Wedel, J.; Kochupurakkal, N.; Kong, S. W.; Bose, S.; Lee, J.-W.; Maslyar, M.; Alsairafi, B.; Macleod, K.; Liu, K.; Zhang, H.; Komatsu, M.; Nakayama, H.; Bielenberg, D. R.; Briscoe, D.

Abstract

Co-inhibitory receptors function as central modulators of the immune response to resolve T effector activation and/or to sustain immune homeostasis. Here, using humanized SCID mice, we found that NRP2 is inducible on late effector and exhausted subsets of human CD4+ T cells and that it is co-expressed with established co-inhibitory molecules including PD-1, CTLA4, TIGIT, LAG3 and TIM3. In murine models, we also found that NRP2 is expressed on effector memory CD4+ T cells with an exhausted phenotype and that it functions as a key co-inhibitory molecule. Knockout of NRP2 resulted in hyperactive CD4+ T cell responses, and enhanced inflammation in delayed type hypersensitivity and transplantation models.

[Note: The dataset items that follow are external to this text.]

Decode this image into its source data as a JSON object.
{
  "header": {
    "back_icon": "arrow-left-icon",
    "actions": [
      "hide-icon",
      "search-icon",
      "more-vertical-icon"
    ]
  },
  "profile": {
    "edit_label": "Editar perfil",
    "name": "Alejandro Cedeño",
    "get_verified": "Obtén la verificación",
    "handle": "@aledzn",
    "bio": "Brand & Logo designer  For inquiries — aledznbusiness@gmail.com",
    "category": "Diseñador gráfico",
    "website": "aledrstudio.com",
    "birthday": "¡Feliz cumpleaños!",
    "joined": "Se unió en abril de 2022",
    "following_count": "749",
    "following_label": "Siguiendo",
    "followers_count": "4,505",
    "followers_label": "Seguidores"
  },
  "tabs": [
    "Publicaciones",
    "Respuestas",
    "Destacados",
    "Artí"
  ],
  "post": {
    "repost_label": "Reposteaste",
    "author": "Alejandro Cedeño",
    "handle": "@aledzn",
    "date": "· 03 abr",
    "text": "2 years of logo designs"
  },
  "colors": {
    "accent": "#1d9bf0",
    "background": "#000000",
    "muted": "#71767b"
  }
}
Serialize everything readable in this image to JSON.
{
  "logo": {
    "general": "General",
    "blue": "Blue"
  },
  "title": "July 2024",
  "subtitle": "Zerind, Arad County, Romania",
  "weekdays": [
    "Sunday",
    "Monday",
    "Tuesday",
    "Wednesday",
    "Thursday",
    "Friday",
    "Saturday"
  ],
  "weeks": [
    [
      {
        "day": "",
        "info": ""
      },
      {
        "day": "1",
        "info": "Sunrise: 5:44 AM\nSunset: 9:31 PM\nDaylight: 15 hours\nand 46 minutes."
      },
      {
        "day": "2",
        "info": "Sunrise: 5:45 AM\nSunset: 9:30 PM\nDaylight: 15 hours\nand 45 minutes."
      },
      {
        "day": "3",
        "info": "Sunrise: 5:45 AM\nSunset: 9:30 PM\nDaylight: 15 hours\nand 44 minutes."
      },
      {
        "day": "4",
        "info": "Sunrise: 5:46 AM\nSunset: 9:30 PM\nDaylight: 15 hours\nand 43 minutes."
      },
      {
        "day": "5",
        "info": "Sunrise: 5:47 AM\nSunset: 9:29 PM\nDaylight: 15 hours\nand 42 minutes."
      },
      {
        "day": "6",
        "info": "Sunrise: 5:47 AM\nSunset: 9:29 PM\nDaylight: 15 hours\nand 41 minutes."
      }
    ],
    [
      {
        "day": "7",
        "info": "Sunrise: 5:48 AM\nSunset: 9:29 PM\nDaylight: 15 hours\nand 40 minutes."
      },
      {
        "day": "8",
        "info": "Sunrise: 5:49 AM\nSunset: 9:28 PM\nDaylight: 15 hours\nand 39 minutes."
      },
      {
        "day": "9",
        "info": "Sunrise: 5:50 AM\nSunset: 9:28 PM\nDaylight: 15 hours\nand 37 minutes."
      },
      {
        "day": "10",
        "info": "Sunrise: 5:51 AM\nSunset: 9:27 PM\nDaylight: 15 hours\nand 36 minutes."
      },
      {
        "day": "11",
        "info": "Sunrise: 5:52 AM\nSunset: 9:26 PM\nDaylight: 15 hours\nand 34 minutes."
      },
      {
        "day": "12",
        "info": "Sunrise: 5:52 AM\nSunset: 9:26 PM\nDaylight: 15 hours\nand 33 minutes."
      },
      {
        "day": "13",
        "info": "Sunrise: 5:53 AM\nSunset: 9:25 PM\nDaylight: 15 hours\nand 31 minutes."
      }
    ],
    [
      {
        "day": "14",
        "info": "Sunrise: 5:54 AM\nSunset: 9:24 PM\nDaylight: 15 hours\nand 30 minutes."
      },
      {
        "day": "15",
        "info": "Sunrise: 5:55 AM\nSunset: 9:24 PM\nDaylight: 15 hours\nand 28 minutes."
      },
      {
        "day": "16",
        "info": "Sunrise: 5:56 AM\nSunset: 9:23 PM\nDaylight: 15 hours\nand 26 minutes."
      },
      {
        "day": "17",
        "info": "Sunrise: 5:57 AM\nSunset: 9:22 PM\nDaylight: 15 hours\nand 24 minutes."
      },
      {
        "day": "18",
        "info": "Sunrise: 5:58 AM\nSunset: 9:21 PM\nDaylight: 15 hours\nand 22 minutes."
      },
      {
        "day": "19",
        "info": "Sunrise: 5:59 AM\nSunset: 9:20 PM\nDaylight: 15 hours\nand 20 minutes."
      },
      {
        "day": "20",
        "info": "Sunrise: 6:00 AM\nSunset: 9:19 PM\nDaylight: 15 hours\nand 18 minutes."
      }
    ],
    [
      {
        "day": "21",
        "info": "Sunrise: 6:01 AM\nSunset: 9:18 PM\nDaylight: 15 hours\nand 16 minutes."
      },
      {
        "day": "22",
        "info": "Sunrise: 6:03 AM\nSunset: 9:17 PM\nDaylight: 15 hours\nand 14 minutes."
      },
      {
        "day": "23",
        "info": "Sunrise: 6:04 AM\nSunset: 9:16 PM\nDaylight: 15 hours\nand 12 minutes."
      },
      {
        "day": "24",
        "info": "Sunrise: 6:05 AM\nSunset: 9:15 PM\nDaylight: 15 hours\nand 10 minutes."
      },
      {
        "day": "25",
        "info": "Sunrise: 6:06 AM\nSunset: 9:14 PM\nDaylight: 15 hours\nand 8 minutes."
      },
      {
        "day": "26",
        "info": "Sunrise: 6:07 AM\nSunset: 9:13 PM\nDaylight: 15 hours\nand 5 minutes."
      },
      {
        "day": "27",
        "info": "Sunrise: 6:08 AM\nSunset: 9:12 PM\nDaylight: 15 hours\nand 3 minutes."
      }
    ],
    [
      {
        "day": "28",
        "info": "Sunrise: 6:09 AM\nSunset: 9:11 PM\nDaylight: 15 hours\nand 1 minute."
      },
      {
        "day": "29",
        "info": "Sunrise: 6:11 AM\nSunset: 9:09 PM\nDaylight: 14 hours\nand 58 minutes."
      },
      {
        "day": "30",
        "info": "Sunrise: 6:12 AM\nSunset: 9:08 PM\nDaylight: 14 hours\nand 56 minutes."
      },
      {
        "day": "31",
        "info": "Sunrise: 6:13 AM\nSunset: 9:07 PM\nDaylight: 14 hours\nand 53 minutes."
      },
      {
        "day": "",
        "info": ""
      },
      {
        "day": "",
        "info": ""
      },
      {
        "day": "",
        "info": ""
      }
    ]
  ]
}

Following cardiac transplantation, allograft rejection and graft failure was accelerated in global as well as CD4+ T cell-specific knockout recipients, and enhanced alloimmunity was dependent on NRP2 expression on CD4+ T effectors, and not on CD4+Foxp3+ T regulatory cells. Also, knockout T regulatory cells were found to be as efficient as wild type cells in the suppression of effector responses in vitro and in vivo. These collective findings identify NRP2 as a novel coinhibitory receptor and demonstrate that its expression on CD4+ T effector cells is of great functional importance in immunity.